可能昨晚牲口院那边事情比较多,牛车出村不久,靠在车辕上的老杨头便传出呼噜声。
拉车的黄牛对陆远来说也算老相好了,赶起来驾轻就熟,基本不用陆远去喊,只需鞭子杆前端轻拍两下牛屁股,老黄便知下一步动作。

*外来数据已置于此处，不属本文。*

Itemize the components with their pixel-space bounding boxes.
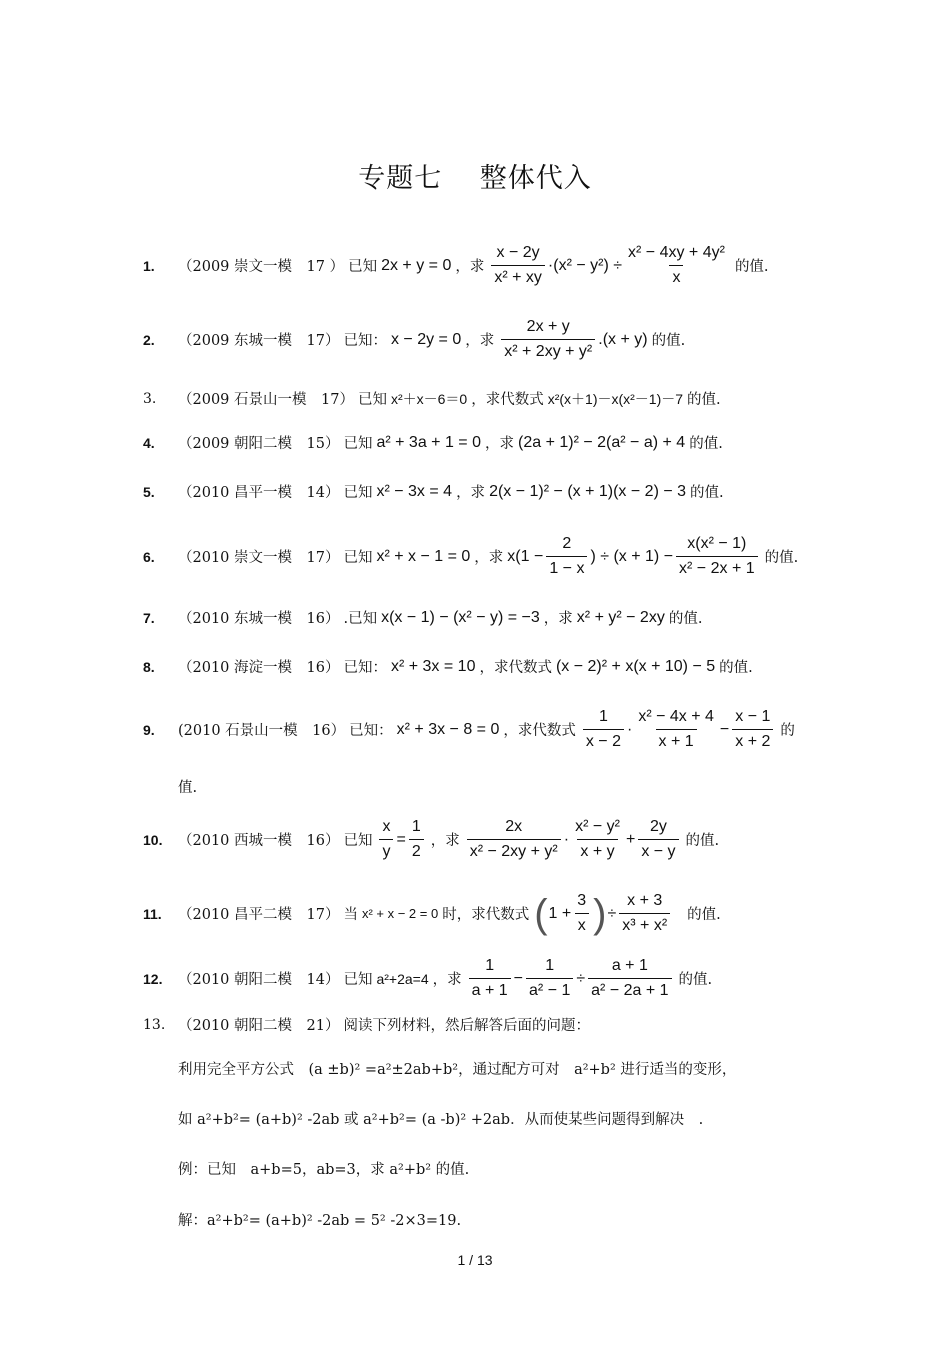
problem-source: （2009 石景山一模 17） [178,392,354,408]
condition: x² + 3x − 8 = 0 [396,720,500,738]
condition: x² + 3x = 10 [390,657,476,675]
problem-number: 7. [143,609,155,626]
problem-13-line-3: 例：已知 a+b=5，ab=3，求 a²+b² 的值. [178,1162,470,1178]
problem-source: （2010 昌平一模 14） [178,485,340,501]
condition: a²+2a=4 [376,970,429,987]
operator: ÷ [607,904,617,922]
fraction [546,535,587,578]
denominator: x + 2 [732,729,773,751]
problem-source: （2010 朝阳二模 14） [178,972,340,988]
problem-number: 8. [143,658,155,675]
problem-number: 10. [143,831,163,848]
right-paren: ) [593,891,607,936]
problem-13-line-4: 解：a²+b²= (a+b)² -2ab = 5² -2×3=19. [178,1213,462,1229]
problem-number: 13. [143,1016,166,1033]
suffix: 的值. [719,660,753,676]
problem-text: 已知 [343,550,373,566]
fraction [379,818,393,861]
problem-source: （2009 东城一模 17） [178,333,340,349]
expression [533,892,673,935]
problem-text: 已知： [343,333,387,349]
page-title: 专题七 整体代入 [358,163,592,194]
denominator: x² + 2xy + y² [501,339,595,361]
ask-text: ，求 [474,550,504,566]
suffix: 的值. [690,485,724,501]
numerator: x − 2y [496,244,540,261]
problem-13-line-1: 利用完全平方公式 (a ±b)² =a²±2ab+b²，通过配方可对 a²+b² 进行适当的变形， [178,1062,737,1078]
numerator: x² − y² [575,818,620,835]
numerator: 2x + y [526,318,570,335]
fraction [638,818,678,861]
denominator: x [575,913,589,935]
denominator: a² − 1 [526,978,573,1000]
suffix: 的 [780,723,795,739]
operator: ) ÷ (x + 1) − [590,547,674,565]
problem-number: 9. [143,721,155,738]
problem-4 [143,432,823,453]
denominator: x + y [577,839,617,861]
numerator: x − 1 [735,708,771,725]
problem-number: 3. [143,390,157,407]
numerator: x(x² − 1) [687,535,747,552]
denominator: x + 1 [656,729,697,751]
numerator: x + 3 [627,892,663,909]
condition: x(x − 1) − (x² − y) = −3 [381,608,540,626]
problem-text: 当 [343,907,358,923]
problem-1 [143,244,823,287]
denominator: a² − 2a + 1 [588,978,671,1000]
operator: = [396,830,406,848]
operator: x(1 − [507,547,544,565]
numerator: 2y [649,818,667,835]
problem-source: （2010 海淀一模 16） [178,660,340,676]
numerator: 3 [577,892,587,909]
condition: x − 2y = 0 [390,330,462,348]
problem-number: 6. [143,548,155,565]
numerator: a + 1 [611,957,648,974]
ask-text: ，求 [543,611,573,627]
problem-number: 12. [143,970,163,987]
problem-11 [143,892,823,935]
fraction [572,818,623,861]
fraction [469,957,511,1000]
denominator: x − y [638,839,678,861]
condition [376,818,426,861]
denominator: y [379,839,393,861]
numerator: x² − 4xy + 4y² [628,244,725,261]
operator: + [625,830,636,848]
expression [464,818,682,861]
ask-text: ，求 [456,485,486,501]
problem-10 [143,818,823,861]
fraction [467,818,561,861]
suffix: 的值. [678,972,713,988]
denominator: x² + xy [491,265,545,287]
suffix: 的值. [764,550,799,566]
numerator: x² − 4x + 4 [638,708,714,725]
numerator: 2 [562,535,572,552]
problem-source: （2009 崇文一模 17 ） [178,259,345,275]
suffix: 的值. [668,611,703,627]
denominator: 1 − x [546,556,587,578]
problem-text: 已知 [343,485,373,501]
problem-9 [143,708,823,751]
numerator: 1 [485,957,495,974]
operator: ÷ [576,969,586,987]
ask-text: ，求代数式 [479,660,552,676]
operator: ·(x² − y²) ÷ [547,256,623,274]
problem-source: （2010 朝阳二模 21） [178,1018,340,1034]
suffix: 的值. [687,907,721,923]
suffix: 的值. [734,259,769,275]
problem-3 [143,388,823,409]
problem-text: 已知 [343,436,373,452]
denominator: x² − 2x + 1 [676,556,758,578]
problem-source: （2010 昌平二模 17） [178,907,340,923]
ask-text: 时，求代数式 [442,907,530,923]
operator: · [563,830,570,848]
numerator: 1 [411,818,421,835]
problem-12 [143,957,823,1000]
condition: x²＋x－6＝0 [390,390,468,407]
expression: x² + y² − 2xy [576,608,665,626]
fraction [676,535,758,578]
problem-text: 已知 [343,972,373,988]
problem-2 [143,318,823,361]
denominator: x − 2 [583,729,624,751]
fraction [501,318,595,361]
operator: · [627,720,633,738]
condition: a² + 3a + 1 = 0 [376,433,481,451]
expression [507,535,760,578]
suffix: 的值. [687,392,721,408]
operator: .(x + y) [598,330,648,348]
problem-number: 11. [143,905,162,922]
suffix: 的值. [689,436,723,452]
problem-source: （2010 崇文一模 17） [178,550,340,566]
expression: x²(x＋1)－x(x²－1)－7 [547,390,684,407]
ask-text: ，求代数式 [471,392,544,408]
fraction [588,957,671,1000]
fraction [625,244,728,287]
ask-text: ，求 [455,259,485,275]
problem-8 [143,656,823,677]
expression [498,318,647,361]
numerator: x [382,818,391,835]
ask-text: ，求 [432,972,462,988]
problem-6 [143,535,823,578]
problem-13-line-2: 如 a²+b²= (a+b)² -2ab 或 a²+b²= (a -b)² +2ab．从而使某些问题得到解决 . [178,1112,704,1128]
expression: (2a + 1)² − 2(a² − a) + 4 [518,433,686,451]
problem-9-continuation: 值. [178,780,198,796]
expression [488,244,731,287]
problem-text: 已知 [357,392,387,408]
denominator: x [669,265,683,287]
operator: 1 + [548,904,572,922]
fraction [619,892,670,935]
fraction [635,708,717,751]
fraction [491,244,545,287]
problem-source: （2009 朝阳二模 15） [178,436,340,452]
operator: − [719,720,730,738]
fraction [574,892,589,935]
problem-source: （2010 西城一模 16） [178,833,340,849]
problem-text: 已知： [349,723,393,739]
expression [580,708,777,751]
ask-text: ，求 [465,333,495,349]
problem-source: (2010 石景山一模 16） [178,723,346,739]
fraction [583,708,624,751]
problem-13 [143,1014,823,1035]
suffix: 的值. [651,333,686,349]
denominator: x³ + x² [619,913,670,935]
condition: x² − 3x = 4 [376,482,453,500]
expression: (x − 2)² + x(x + 10) − 5 [555,657,716,675]
fraction [409,818,424,861]
fraction [732,708,773,751]
problem-text: 已知： [343,660,387,676]
problem-source: （2010 东城一模 16） [178,611,340,627]
ask-text: ，求代数式 [503,723,576,739]
left-paren: ( [534,891,548,936]
problem-text: .已知 [343,611,378,627]
denominator: x² − 2xy + y² [467,839,561,861]
problem-text: 已知 [348,259,378,275]
problem-7 [143,607,823,628]
operator: − [513,969,524,987]
expression: 2(x − 1)² − (x + 1)(x − 2) − 3 [489,482,687,500]
denominator: a + 1 [469,978,511,1000]
problem-number: 1. [143,257,155,274]
suffix: 的值. [685,833,720,849]
problem-text: 已知 [343,833,373,849]
problem-5 [143,481,823,502]
condition: x² + x − 2 = 0 [361,906,439,921]
problem-number: 2. [143,331,155,348]
page-number: 1 / 13 [457,1252,493,1268]
ask-text: ，求 [430,833,460,849]
fraction [526,957,573,1000]
problem-text: 阅读下列材料，然后解答后面的问题： [343,1018,590,1034]
numerator: 2x [505,818,523,835]
numerator: 1 [598,708,608,725]
denominator: 2 [409,839,424,861]
expression [466,957,675,1000]
ask-text: ，求 [485,436,514,452]
numerator: 1 [545,957,555,974]
condition: 2x + y = 0 [381,256,452,274]
problem-number: 4. [143,434,155,451]
condition: x² + x − 1 = 0 [376,547,471,565]
problem-number: 5. [143,483,155,500]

等走上大道,智驾模式自动开启,基本也就没陆远什么事了。
今天去公社或县城的人除了几个女知青,陆远与其他人不熟,也就没有闲聊的兴趣,旋即抱着鞭子倚在车辕上想随老杨头眯上一会。
然而有霍思思在,怎么可能让他清净。
毕竟和陆远接触的机会不多,霍思思也就不再奢求是不是单独相处。
之前她不是没去院里找过陆远,然而对方根本不给她进门的机会,防她跟防贼一样,当时委屈的霍思思回来后还蒙上被子掉了几滴眼泪。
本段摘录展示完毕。